CNN's Brian Stelter on Sunday called on journalists to step up their game after Kayleigh McEnany left the network to anchor a "news" broadcast for President Donald Trump's reelection campaign.
August 7, 2017

CNN's Brian Stelter on Sunday called on journalists to step up their game after Kayleigh McEnany left the network to anchor a "news" broadcast for President Donald Trump's reelection campaign.

McEnany first appeared Sunday as an anchor on the pro-Trump news channel, which is broadcast on Donald Trump's Facebook page.

"Is this the president's way of controlling the message and circumventing mainstream media," CNN host Fredricka Whitefield asked Senior Media Correspondent Brian Stelter following McEnany's premiere broadcast.

"Maybe it's the newscast he wishes he could see on television," Stelter suggested. "Instead, his reelection campaign is producing it on Facebook."

Stelter said that McEnany had been "one of the best known pro-Trump voices" on CNN.

"She was able to get out of her contract and now she's going on to this new role," he explained. "This video is the first of many that she's going to be appearing in showing up on President Trump's Facebook page. That means it could reach many millions of people."

"We saw the Obama White House do some things like this," he added. "The difference is that President Trump and Trump's aides have tried to delegitimize the real news media by calling it fake.

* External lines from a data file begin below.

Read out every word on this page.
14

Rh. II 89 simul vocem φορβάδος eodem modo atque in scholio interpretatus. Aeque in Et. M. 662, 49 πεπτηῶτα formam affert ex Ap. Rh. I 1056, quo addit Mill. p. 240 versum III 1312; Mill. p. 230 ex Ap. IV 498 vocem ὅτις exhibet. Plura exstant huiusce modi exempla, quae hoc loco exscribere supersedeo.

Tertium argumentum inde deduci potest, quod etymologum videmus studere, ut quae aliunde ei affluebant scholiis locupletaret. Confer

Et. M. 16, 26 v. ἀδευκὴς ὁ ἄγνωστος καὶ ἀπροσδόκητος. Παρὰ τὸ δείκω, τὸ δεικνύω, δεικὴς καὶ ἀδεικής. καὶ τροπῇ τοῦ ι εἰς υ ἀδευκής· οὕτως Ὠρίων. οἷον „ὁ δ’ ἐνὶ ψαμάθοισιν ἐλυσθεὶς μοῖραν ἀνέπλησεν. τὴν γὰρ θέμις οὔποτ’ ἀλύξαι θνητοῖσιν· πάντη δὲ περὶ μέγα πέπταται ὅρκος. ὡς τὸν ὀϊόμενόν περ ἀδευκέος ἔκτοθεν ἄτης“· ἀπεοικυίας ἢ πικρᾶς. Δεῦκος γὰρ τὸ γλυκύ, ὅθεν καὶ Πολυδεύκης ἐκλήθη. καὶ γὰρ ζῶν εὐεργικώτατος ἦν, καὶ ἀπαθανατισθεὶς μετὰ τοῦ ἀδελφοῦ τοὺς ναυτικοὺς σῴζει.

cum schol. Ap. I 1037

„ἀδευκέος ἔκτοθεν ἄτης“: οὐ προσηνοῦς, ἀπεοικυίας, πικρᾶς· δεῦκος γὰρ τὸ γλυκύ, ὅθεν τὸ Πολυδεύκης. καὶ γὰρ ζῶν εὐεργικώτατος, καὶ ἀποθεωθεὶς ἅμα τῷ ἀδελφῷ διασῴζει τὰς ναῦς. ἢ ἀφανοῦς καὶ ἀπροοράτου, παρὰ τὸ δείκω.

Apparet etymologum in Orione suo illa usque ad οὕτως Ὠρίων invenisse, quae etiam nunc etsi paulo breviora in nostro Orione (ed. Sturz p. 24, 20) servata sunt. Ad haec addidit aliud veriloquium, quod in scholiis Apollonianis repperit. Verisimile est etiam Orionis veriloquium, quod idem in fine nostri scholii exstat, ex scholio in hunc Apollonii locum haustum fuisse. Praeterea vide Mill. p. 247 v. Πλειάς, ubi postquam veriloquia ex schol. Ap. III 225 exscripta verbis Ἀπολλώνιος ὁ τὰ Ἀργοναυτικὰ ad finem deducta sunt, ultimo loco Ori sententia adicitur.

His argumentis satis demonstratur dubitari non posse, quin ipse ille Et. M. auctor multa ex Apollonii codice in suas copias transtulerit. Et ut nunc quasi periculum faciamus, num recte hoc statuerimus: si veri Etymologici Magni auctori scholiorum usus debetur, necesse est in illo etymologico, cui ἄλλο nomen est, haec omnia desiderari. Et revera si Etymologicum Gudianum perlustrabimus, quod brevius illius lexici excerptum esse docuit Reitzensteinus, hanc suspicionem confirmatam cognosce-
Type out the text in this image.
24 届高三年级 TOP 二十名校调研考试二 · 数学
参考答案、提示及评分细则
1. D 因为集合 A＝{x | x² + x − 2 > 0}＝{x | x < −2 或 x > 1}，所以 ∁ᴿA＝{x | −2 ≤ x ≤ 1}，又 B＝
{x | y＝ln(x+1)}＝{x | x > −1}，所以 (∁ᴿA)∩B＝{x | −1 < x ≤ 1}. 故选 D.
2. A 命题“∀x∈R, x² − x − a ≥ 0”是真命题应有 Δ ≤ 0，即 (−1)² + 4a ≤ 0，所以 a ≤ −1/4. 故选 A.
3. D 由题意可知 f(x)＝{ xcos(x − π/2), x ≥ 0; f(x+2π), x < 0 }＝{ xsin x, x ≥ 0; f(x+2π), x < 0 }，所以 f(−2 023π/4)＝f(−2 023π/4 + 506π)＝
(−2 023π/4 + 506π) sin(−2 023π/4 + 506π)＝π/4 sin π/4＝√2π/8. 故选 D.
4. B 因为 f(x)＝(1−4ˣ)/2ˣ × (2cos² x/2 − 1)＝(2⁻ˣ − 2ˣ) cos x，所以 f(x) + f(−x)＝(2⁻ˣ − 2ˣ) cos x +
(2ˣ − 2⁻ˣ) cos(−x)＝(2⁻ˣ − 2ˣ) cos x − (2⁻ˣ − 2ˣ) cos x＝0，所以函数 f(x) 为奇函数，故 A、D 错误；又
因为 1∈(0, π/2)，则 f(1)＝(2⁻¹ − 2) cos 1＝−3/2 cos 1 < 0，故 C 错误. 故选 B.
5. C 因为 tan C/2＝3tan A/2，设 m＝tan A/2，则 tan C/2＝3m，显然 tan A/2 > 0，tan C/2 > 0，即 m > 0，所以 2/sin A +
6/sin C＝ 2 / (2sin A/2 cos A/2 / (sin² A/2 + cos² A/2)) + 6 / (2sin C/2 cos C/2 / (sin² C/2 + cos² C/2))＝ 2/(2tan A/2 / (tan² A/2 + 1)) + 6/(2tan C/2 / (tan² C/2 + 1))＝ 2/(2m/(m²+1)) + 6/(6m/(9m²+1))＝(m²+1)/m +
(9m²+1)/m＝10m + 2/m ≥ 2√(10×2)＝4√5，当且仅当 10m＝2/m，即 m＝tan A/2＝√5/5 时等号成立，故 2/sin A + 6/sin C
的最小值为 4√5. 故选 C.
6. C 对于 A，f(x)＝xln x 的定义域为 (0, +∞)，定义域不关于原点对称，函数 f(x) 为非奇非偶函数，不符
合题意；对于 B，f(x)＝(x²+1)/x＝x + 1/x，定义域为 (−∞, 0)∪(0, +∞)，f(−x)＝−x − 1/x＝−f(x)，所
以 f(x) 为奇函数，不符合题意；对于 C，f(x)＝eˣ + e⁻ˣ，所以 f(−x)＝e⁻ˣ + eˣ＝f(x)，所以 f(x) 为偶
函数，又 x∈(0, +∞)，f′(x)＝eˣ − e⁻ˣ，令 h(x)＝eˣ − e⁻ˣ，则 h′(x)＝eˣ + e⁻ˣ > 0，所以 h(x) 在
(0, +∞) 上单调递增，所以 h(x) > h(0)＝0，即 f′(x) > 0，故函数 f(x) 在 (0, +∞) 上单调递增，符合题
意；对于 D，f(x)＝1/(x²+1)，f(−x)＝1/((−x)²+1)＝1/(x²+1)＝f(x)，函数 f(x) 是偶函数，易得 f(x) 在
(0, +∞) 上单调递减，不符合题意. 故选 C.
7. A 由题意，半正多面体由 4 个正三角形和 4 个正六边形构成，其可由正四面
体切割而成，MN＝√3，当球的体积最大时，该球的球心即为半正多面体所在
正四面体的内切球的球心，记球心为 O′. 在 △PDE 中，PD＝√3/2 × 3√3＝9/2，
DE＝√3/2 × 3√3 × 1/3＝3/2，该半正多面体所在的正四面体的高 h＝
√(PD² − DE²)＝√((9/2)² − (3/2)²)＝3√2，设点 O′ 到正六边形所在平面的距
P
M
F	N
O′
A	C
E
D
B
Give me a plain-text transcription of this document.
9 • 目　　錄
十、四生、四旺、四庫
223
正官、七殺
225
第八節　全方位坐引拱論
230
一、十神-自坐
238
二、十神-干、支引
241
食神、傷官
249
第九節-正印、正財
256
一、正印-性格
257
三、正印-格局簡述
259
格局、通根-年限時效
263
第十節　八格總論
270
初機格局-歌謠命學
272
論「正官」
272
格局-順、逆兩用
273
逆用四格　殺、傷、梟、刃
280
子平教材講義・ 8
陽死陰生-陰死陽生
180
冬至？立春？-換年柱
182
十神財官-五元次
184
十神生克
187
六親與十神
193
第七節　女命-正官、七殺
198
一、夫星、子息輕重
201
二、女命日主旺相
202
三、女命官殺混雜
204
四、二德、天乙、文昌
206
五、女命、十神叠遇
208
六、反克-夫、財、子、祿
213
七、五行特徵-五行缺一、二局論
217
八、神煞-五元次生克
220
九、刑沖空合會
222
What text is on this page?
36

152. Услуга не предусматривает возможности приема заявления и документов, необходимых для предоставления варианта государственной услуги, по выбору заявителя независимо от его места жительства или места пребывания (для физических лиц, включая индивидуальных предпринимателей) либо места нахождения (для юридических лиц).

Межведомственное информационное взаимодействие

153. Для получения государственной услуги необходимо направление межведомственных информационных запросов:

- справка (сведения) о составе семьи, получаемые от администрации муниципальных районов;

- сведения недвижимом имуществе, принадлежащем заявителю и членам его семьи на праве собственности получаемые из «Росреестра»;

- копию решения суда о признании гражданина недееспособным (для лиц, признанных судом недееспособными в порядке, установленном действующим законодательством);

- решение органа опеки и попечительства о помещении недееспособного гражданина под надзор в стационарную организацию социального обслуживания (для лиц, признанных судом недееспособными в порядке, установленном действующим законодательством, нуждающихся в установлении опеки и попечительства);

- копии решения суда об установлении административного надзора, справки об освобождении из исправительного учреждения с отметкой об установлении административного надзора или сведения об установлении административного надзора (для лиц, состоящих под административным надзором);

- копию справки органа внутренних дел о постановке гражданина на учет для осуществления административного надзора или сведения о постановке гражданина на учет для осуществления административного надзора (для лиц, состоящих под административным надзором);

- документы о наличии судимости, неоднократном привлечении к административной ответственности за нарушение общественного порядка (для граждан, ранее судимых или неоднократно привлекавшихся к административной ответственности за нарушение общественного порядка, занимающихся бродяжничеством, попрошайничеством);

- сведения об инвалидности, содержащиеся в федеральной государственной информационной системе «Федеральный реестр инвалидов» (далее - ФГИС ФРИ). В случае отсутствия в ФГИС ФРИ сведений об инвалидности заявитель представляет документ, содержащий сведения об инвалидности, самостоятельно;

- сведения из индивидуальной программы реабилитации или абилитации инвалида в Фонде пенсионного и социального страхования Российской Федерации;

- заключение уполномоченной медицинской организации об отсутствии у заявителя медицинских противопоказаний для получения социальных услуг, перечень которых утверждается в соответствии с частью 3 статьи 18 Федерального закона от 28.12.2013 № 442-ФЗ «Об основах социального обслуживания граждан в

So when you see them putting on something that looks kind of like a newscast, it makes you wonder about the broader strategy."

"Is this government funded or is this strictly campaign, like a propaganda tool," Whitfield wondered.

Stelter pointed out that the Trump campaign had not revealed who was funding the broadcast but "it appears to be part of his reelection effort."

"What's notable in the segment that she's doing, the kind of fake newscast that she's doing, the tone is of course very pro-Trump," he remarked. "The tone there is that the president has turned things around. Most economists would say that Trump is really building on President Obama's economy and success in the later years of the Obama presidency."

"I think it's notable, the tone of these videos, the way it looks like a newscast but isn't really a newscast," Stelter said.